Leinster’s rugby may not be flowing like honey and the defence is having a mite too many mishaps, but entering the knockout stages, the pool phase hasn’t left them this battle-hardened in a while.
“Definitely – and the finding a way, backing it up from last week, coming away to France . . . that was the exciting challenge that we referenced,” added Doris. “Back into an inter-pro next week (against Connacht in Galway), so we roll on.”
Outside of the Leinster organisation, no-one will be more happy about them coming through two tight matches against French opposition than Andy Farrell. Ireland pitch up in the Stade de France for the 2026 Six Nations opener in 2½ weeks. Indeed, while the results have varied, it can be considered helpful that all seven matches played by the Irish provinces over the last two weekends have been against Top 14 teams.
Leinster’s Max Deegan scores a try against Bayonne in Saturday’s Champions Cup match. Photograph: Ryan Byrne/Inpho
“Yeah, it’s quite unique the way French teams play and there’s definitely some common denominators there with the national team and these two,” said Doris. “Obviously keeping the ball alive, big heavy men, can be quite pragmatic in their own half.

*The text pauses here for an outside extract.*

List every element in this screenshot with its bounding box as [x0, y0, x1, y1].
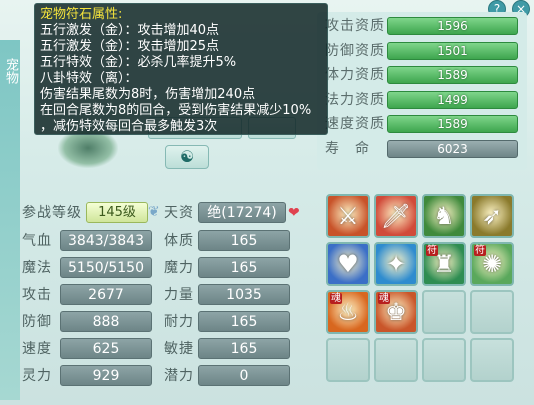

“So, hopefully it’ll stand to us. It’s good practice coming away to France and getting a win over here.”
That Bayonne were fully up for this game despite being out of contention for the knockout stages was evident in their display.
Skills and defence coach Nick Abendanon said: “To have players ringing up the coaches saying, ‘I want to play. I want to play’, that’s exactly what you want as a coaching team – players that want to go out on the field and want to play and want to test themselves against the best.
“Obviously the conditions played a huge factor into that game. With the dry ball, we would have seen a lot more running rugby from Leinster. But we shut down their space enough that they couldn’t play their expansive game.
“But what I was really happy with was that they weren’t winning metres easily in the collisions. That was one aspect I was scared [about] going into the game, that they were just going to get gain line, gain line, gain line, which they didn’t manage to do.”